Wenig Begeisterung am 2. Jahrestag der “Befreiung”

Ausland
23.10.2013 14:01
Ohne große Begeisterung haben die Libyer den zweiten Jahrestag des Sieges der Rebellen über das Gadafi-Regime begangenen. In Tajura, einem Vorort der Hauptstadt Tripolis, organisierte die Kommunalverwaltung einen Volkslauf. Das Stadtzentrum war am Mittwoch mit Fahnen geschmückt. Schulen und andere öffentliche Einrichtungen blieben landesweit geschlossen.

Keine Feierlichkeiten gab es in der Stadt Bengasi, wo der Aufstand gegen Langzeitmachthaber Muammar al-Gadafi im Februar 2011 begonnen hatte. "Den Leuten hier ist wegen der Attentate der vergangenen Monate nicht zum Feiern zumute", sagte Abdullah Awad Dogheim, ein Mitglied des Lokalrates von Bengasi.

"Die Wurzeln des Regimes wirken weiter"
Er fügte hinzu: "Wir dachten, dass nach dem Sturz der Spitze des Gadafi-Regimes der Aufbau eines neuen Staates beginnen würde, aber später wurde klar, dass die Wurzeln des Regimes weiterwirken, durch seine Gesetze, die immer noch Anwendung finden."

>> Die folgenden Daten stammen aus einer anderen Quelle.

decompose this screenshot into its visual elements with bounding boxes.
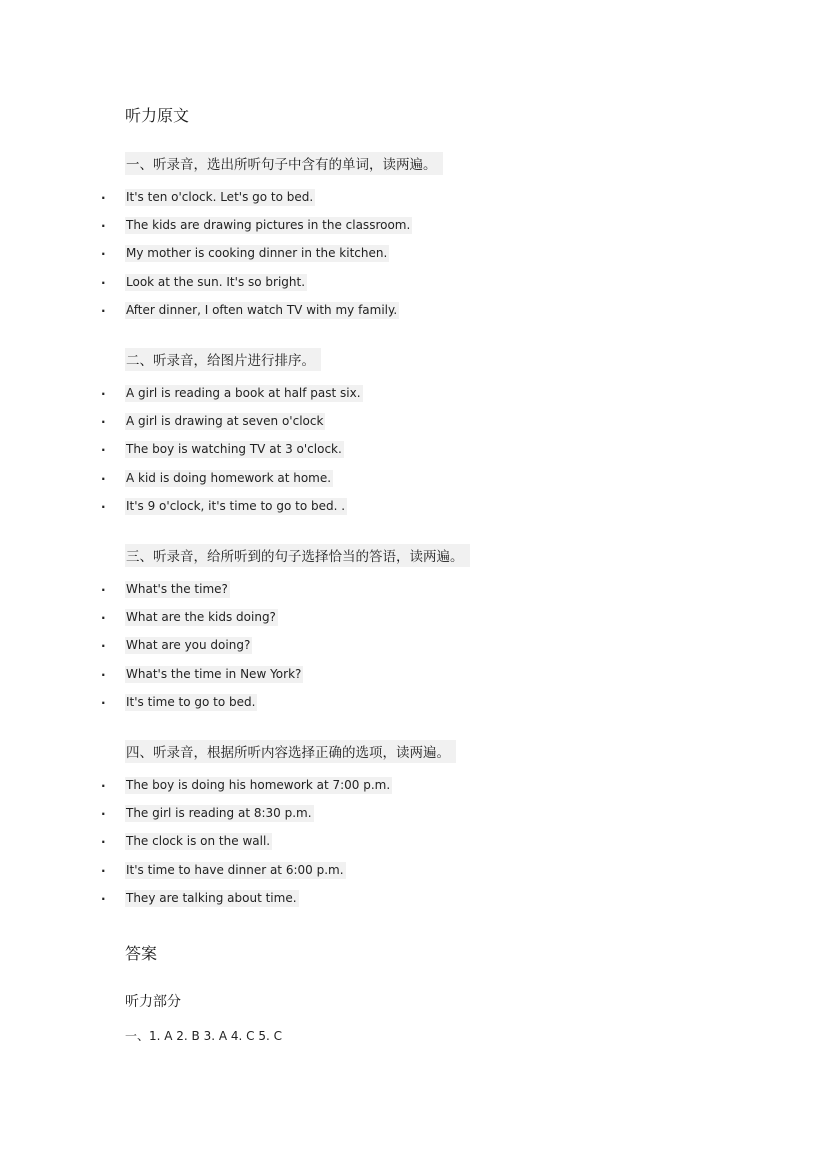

Aufständische geben ihre Waffen nicht ab
Gadafi war am 20. Oktober 2011 getötet worden. Zwei Tage später verkündeten die neuen Machthaber die "Befreiung" des Landes. Nun wird die Demokratisierung aber immer noch von Rebellen behindert, die ihre Waffen nicht abgeben wollen.